Buyers examine bales at the start of the tobacco selling season, after the coronavirus disease outbreak delayed the opening of auctions by more than a month, in Harare, Zimbabwe, April 29, 2020. REUTERS/Philimon Bulawayo

Hard labour, unequal pay

Tobacco farming forms part of Zimbabwe’s main revenue source, a million-dollar sector that contributed an average $782m from export in the 2020 farming season, according to the annual statistical report by the Tobacco Industry and Marketing Board (TIMB).

This makes Zimbabwe one of the largest producers of the golden leaf in Africa, and the world’s fourth largest producer after China, Brazil and the United States of America. Yet, the welfare of tobacco growers – mostly small-scale farmers – reveal gloom.

Unfair pricing

The TIMB statistical report of 2020 revealed that the highest price paid on auction floors has remained $4.99/kg for the past six years. However, farmers have seen their tobacco sell for as little as $0.80/kg, resulting in paltry earnings after contractors, middle-men and the auction floor commissions are paid.
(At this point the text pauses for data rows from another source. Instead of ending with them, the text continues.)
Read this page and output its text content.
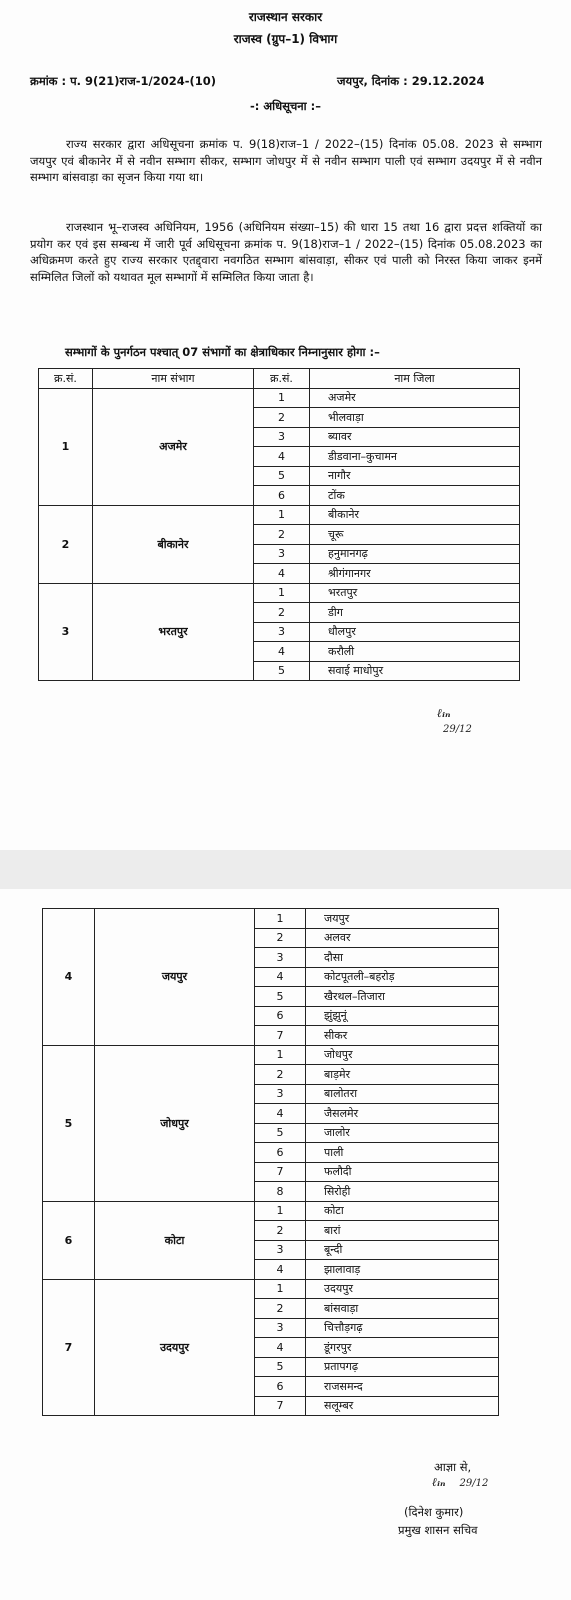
राजस्थान सरकार
राजस्व (ग्रुप–1) विभाग
क्रमांक : प. 9(21)राज-1/2024-(10)	जयपुर, दिनांक : 29.12.2024
-: अधिसूचना :–

राज्य सरकार द्वारा अधिसूचना क्रमांक प. 9(18)राज–1 / 2022–(15) दिनांक 05.08. 2023 से सम्भाग जयपुर एवं बीकानेर में से नवीन सम्भाग सीकर, सम्भाग जोधपुर में से नवीन सम्भाग पाली एवं सम्भाग उदयपुर में से नवीन सम्भाग बांसवाड़ा का सृजन किया गया था।

राजस्थान भू–राजस्व अधिनियम, 1956 (अधिनियम संख्या–15) की धारा 15 तथा 16 द्वारा प्रदत्त शक्तियों का प्रयोग कर एवं इस सम्बन्ध में जारी पूर्व अधिसूचना क्रमांक प. 9(18)राज–1 / 2022–(15) दिनांक 05.08.2023 का अधिक्रमण करते हुए राज्य सरकार एतद्द्वारा नवगठित सम्भाग बांसवाड़ा, सीकर एवं पाली को निरस्त किया जाकर इनमें सम्मिलित जिलों को यथावत मूल सम्भागों में सम्मिलित किया जाता है।

सम्भागों के पुनर्गठन पश्चात् 07 संभागों का क्षेत्राधिकार निम्नानुसार होगा :–
क्र.सं.	नाम संभाग	क्र.सं.	नाम जिला
1	अजमेर	1	अजमेर
		2	भीलवाड़ा
		3	ब्यावर
		4	डीडवाना–कुचामन
		5	नागौर
		6	टोंक
2	बीकानेर	1	बीकानेर
		2	चूरू
		3	हनुमानगढ़
		4	श्रीगंगानगर
3	भरतपुर	1	भरतपुर
		2	डीग
		3	धौलपुर
		4	करौली
		5	सवाई माधोपुर
ℓᵢₙ
29/12
4	जयपुर	1	जयपुर
		2	अलवर
		3	दौसा
		4	कोटपूतली–बहरोड़
		5	खैरथल–तिजारा
		6	झुंझुनूं
		7	सीकर
5	जोधपुर	1	जोधपुर
		2	बाड़मेर
		3	बालोतरा
		4	जैसलमेर
		5	जालोर
		6	पाली
		7	फलौदी
		8	सिरोही
6	कोटा	1	कोटा
		2	बारां
		3	बून्दी
		4	झालावाड़
7	उदयपुर	1	उदयपुर
		2	बांसवाड़ा
		3	चित्तौड़गढ़
		4	डूंगरपुर
		5	प्रतापगढ़
		6	राजसमन्द
		7	सलूम्बर
आज्ञा से,
ℓᵢₙ 29/12
(दिनेश कुमार)
प्रमुख शासन सचिव
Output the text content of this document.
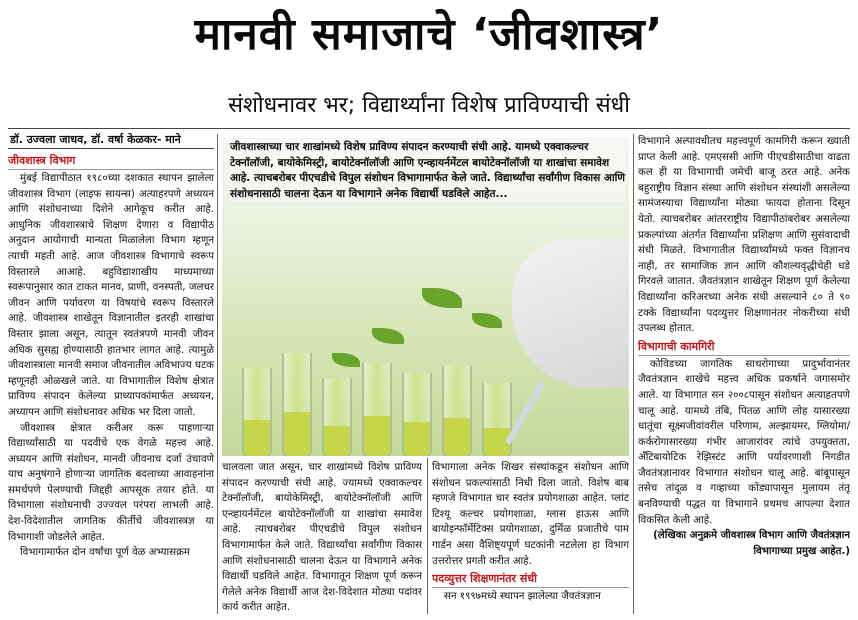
मानवी समाजाचे ‘जीवशास्त्र’
संशोधनावर भर; विद्यार्थ्यांना विशेष प्राविण्याची संधी
डॉ. उज्वला जाधव, डॉ. वर्षा केळकर- माने
जीवशास्त्र विभाग

मुंबई विद्यापीठात १९८०च्या दशकात स्थापन झालेला जीवशास्त्र विभाग (लाइफ सायन्स) अत्याहरपणे अध्ययन आणि संशोधनाच्या दिशेने आगेकूच करीत आहे. आधुनिक जीवशास्त्राचे शिक्षण देणारा व विद्यापीठ अनुदान आयोगाची मान्यता मिळालेला विभाग म्हणून त्याची महती आहे. आज जीवशास्त्र विभागाचे स्वरूप विस्तारले आआहे. बहुविद्याशाखीय माध्यमाच्या स्वरूपानुसार कात टाकत मानव, प्राणी, वनस्पती, जलचर जीवन आणि पर्यावरण या विषयांचे स्वरूप विस्तारले आहे. जीवशास्त्र शाखेतून विज्ञानातील इतरही शाखांचा विस्तार झाला असून, त्यातून स्वतंत्रपणे मानवी जीवन अधिक सुसह्य होण्यासाठी हातभार लागत आहे. त्यामुळे जीवशास्त्राला मानवी समाज जीवनातील अविभाज्य घटक म्हणूनही ओळखले जाते. या विभागातील विशेष क्षेत्रात प्राविण्य संपादन केलेल्या प्राध्यापकांमार्फत अध्ययन, अध्यापन आणि संशोधनावर अधिक भर दिला जातो.

जीवशास्त्र क्षेत्रात करीअर करू पाहणाऱ्या विद्यार्थ्यांसाठी या पदवीचे एक वेगळे महत्त्व आहे. अध्ययन आणि संशोधन, मानवी जीवनाच दर्जा उंचावणे याच अनुषंगाने होणाऱ्या जागतिक बदलाच्या आवाहनांना समर्थपणे पेलण्याची जिद्दही आपसूक तयार होते. या विभागाला संशोधनाची उज्ज्वल परंपरा लाभली आहे. देश-विदेशातील जागतिक कीर्तीचे जीवशास्त्रज्ञ या विभागाशी जोडलेले आहेत.

विभागामार्फत दोन वर्षांचा पूर्ण वेळ अभ्यासक्रम

जीवशास्त्राच्या चार शाखांमध्ये विशेष प्राविण्य संपादन करण्याची संधी आहे. यामध्ये एक्वाकल्चर टेक्नॉलॉजी, बायोकेमिस्ट्री, बायोटेक्नॉलॉजी आणि एन्व्हायर्नमेंटल बायोटेक्नॉलॉजी या शाखांचा समावेश आहे. त्याचबरोबर पीएचडीचे विपुल संशोधन विभागामार्फत केले जाते. विद्यार्थ्यांचा सर्वांगीण विकास आणि संशोधनासाठी चालना देऊन या विभागाने अनेक विद्यार्थी घडविले आहेत...

चालवला जात असून, चार शाखांमध्ये विशेष प्राविण्य संपादन करण्याची संधी आहे. ज्यामध्ये एक्वाकल्चर टेक्नॉलॉजी, बायोकेमिस्ट्री, बायोटेक्नॉलॉजी आणि एन्व्हायर्नमेंटल बायोटेक्नॉलॉजी या शाखांचा समावेश आहे. त्याचबरोबर पीएचडीचे विपुल संशोधन विभागामार्फत केले जाते. विद्यार्थ्यांचा सर्वांगीण विकास आणि संशोधनासाठी चालना देऊन या विभागाने अनेक विद्यार्थी घडविले आहेत. विभागातून शिक्षण पूर्ण करून गेलेले अनेक विद्यार्थी आज देश-विदेशात मोठ्या पदांवर कार्य करीत आहेत.

विभागाला अनेक शिखर संस्थांकडून संशोधन आणि संशोधन प्रकल्पांसाठी निधी दिला जातो. विशेष बाब म्हणजे विभागात चार स्वतंत्र प्रयोगशाळा आहेत. प्लांट टिश्यू कल्चर प्रयोगशाळा, ग्लास हाऊस आणि बायोइन्फॉर्मेटिक्स प्रयोगशाळा, दुर्मिळ प्रजातीचे पाम गार्डन असा वैशिष्ट्यपूर्ण घटकांनी नटलेला हा विभाग उत्तरोत्तर प्रगती करीत आहे.

पदव्युत्तर शिक्षणानंतर संधी

सन १९९७मध्ये स्थापन झालेल्या जैवतंत्रज्ञान

विभागाने अल्पावधीतच महत्त्वपूर्ण कामगिरी करून ख्याती प्राप्त केली आहे. एमएससी आणि पीएचडीसाठीचा वाढता कल ही या विभागाची जमेची बाजू ठरत आहे. अनेक बहुराष्ट्रीय विज्ञान संस्था आणि संशोधन संस्थांशी असलेल्या सामंजस्याचा विद्यार्थ्यांना मोठ्या फायदा होताना दिसून येतो. त्याचबरोबर आंतरराष्ट्रीय विद्यापीठांबरोबर असलेल्या प्रकल्पांच्या अंतर्गत विद्यार्थ्यांना प्रशिक्षण आणि सुसंवादाची संधी मिळते. विभागातील विद्यार्थ्यांमध्ये फक्त विज्ञानच नाही, तर सामाजिक ज्ञान आणि कौशल्यवृद्धीचेही धडे गिरवले जातात. जैवतंत्रज्ञान शाखेतून शिक्षण पूर्ण केलेल्या विद्यार्थ्यांना करिअरच्या अनेक संधी असल्याने ८० ते ९० टक्के विद्यार्थ्यांना पदव्युत्तर शिक्षणानंतर नोकरीच्या संधी उपलब्ध होतात.

विभागाची कामगिरी

कोविडच्या जागतिक साथरोगाच्या प्रादुर्भावानंतर जैवतंत्रज्ञान शाखेचे महत्त्व अधिक प्रकर्षाने जगासमोर आले. या विभागात सन २००८पासून संशोधन अत्याहतपणे चालू आहे. यामध्ये तंबि, पितळ आणि लोह यासारख्या धातूंचा सूक्ष्मजीवांवरील परिणाम, अल्झायमर, ग्लियोमा/ कर्करोगासारख्या गंभीर आजारांवर त्यांचे उपयुक्तता, अँटिबायोटिक रेझिस्टंट आणि पर्यावरणाशी निगडीत जैवतंत्रज्ञानावर विभागात संशोधन चालू आहे. बांबूपासून तसेच तांदूळ व गव्हाच्या कोंड्यापासून मुलायम तंतू बनविण्याची पद्धत या विभागाने प्रथमच आपल्या देशात विकसित केली आहे.

(लेखिका अनुक्रमे जीवशास्त्र विभाग आणि जैवतंत्रज्ञान विभागाच्या प्रमुख आहेत.)
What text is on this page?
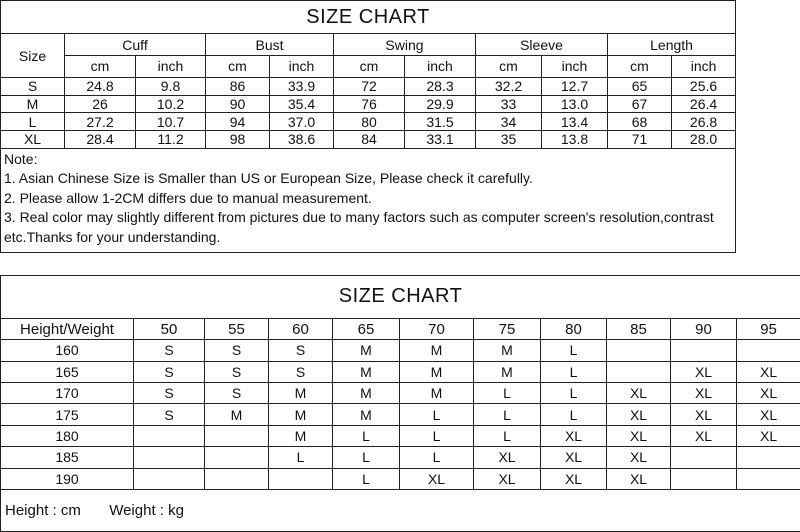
SIZE CHART										
Size	Cuff		Bust		Swing		Sleeve		Length	
	cm	inch	cm	inch	cm	inch	cm	inch	cm	inch
S	24.8	9.8	86	33.9	72	28.3	32.2	12.7	65	25.6
M	26	10.2	90	35.4	76	29.9	33	13.0	67	26.4
L	27.2	10.7	94	37.0	80	31.5	34	13.4	68	26.8
XL	28.4	11.2	98	38.6	84	33.1	35	13.8	71	28.0

Note:
1. Asian Chinese Size is Smaller than US or European Size, Please check it carefully.
2. Please allow 1-2CM differs due to manual measurement.
3. Real color may slightly different from pictures due to many factors such as computer screen's resolution,contrast etc.Thanks for your understanding.										
SIZE CHART										
Height/Weight	50	55	60	65	70	75	80	85	90	95
160	S	S	S	M	M	M	L			
165	S	S	S	M	M	M	L		XL	XL
170	S	S	M	M	M	L	L	XL	XL	XL
175	S	M	M	M	L	L	L	XL	XL	XL
180			M	L	L	L	XL	XL	XL	XL
185			L	L	L	XL	XL	XL		
190				L	XL	XL	XL	XL		
Height : cm Weight : kg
Mufudzi says the possibility of getting an equivalent of $50 transferred into his bank account or mobile transfer [is slim], yet he paid $10 per bale for transportation from his rural home to Harare. “The six bales lined-up for sale in the auction floors can amount to less than $50, after all the deductions. What we are earning is not sustainable to improve our lives.”

Zimbabwe has three main auction floors that were licensed to operate in 2018: Tobacco Sales Floor, Boka Tobacco Floors and Premier Tobacco Floor. Travelling from the outskirts and remote rural areas of Hurungwe, Rusape and Wedza, farmers have to spend two or three nights outside, as they wait for their turn to have their tobacco auctioned.

Part of these auction floors do not have facilities to support the waiting farmers with toilets and bathrooms, meaning the farmers rely on nearby bushes. At night they have to either endure the long winter nights outside the auction gates or incur additional expenses to pay for accommodation at nearby residential areas.

Command economic policies

According to the Zimbabwe Farmers Union, farmers are feeling the pinch from the country’s economic policies, some of which erode the value of money, resulting in them earning less for their hard-work.

“Farmers should be paid the value of their production. The Tobacco Industry and Marketing Board should make sure that there is fairness in prices, especially for contracted farming because there is a lot of contractual obligations that have to be met. In the absence of a fair pricing system, farmers continue to be disenfranchised getting lower prices and they will remain in debt and [be] exploited by contracting companies,” says Paul Zacharia, the union’s secretary general.

Apart from unfair pricing, the Zimbabwe government also announces command policies that exploit poorly funded, small-scale farmers.

“The recently gazetted Statutory Instrument 127 states that goods should be sold on the official bank rate ZWL 84 for $1. Farmers get money on the official bank rate while goods are sold [at] the black-market rate. They are getting less money for production and they remain poor,” says Bhekezela Gumbo, a researcher at the Zimbabwe Democracy Institute.

Zimbabwe’s tobacco industry, although one of the most lucrative in the country, has left farmers poor. Visibly weary women queue outside the big walls safeguarding the auction floor, after a day’s travel from the remote Rusape [Manicaland Province].

Lose lose situation

Facing various types of technical and financial challenges, they are determined to shift away from tobacco farming to other crops, but they seem not to find a way out.

“It is a lose or lose situation as they are toiling and sinking in debt,” says Ethel Nyaguwe, a female farmer from Rusape (Manicaland Province). “As a result of the contracts with the independent merchants who lure us at the beginning of the farming season to enter into contracts with them, providing all the inputs when the tobacco is harvested and sold, we get paltry earnings as they take all the money.”

Farmers tell The Africa Report that they are used for their cheap labour by contractors who provide inputs and take all the money at harvest.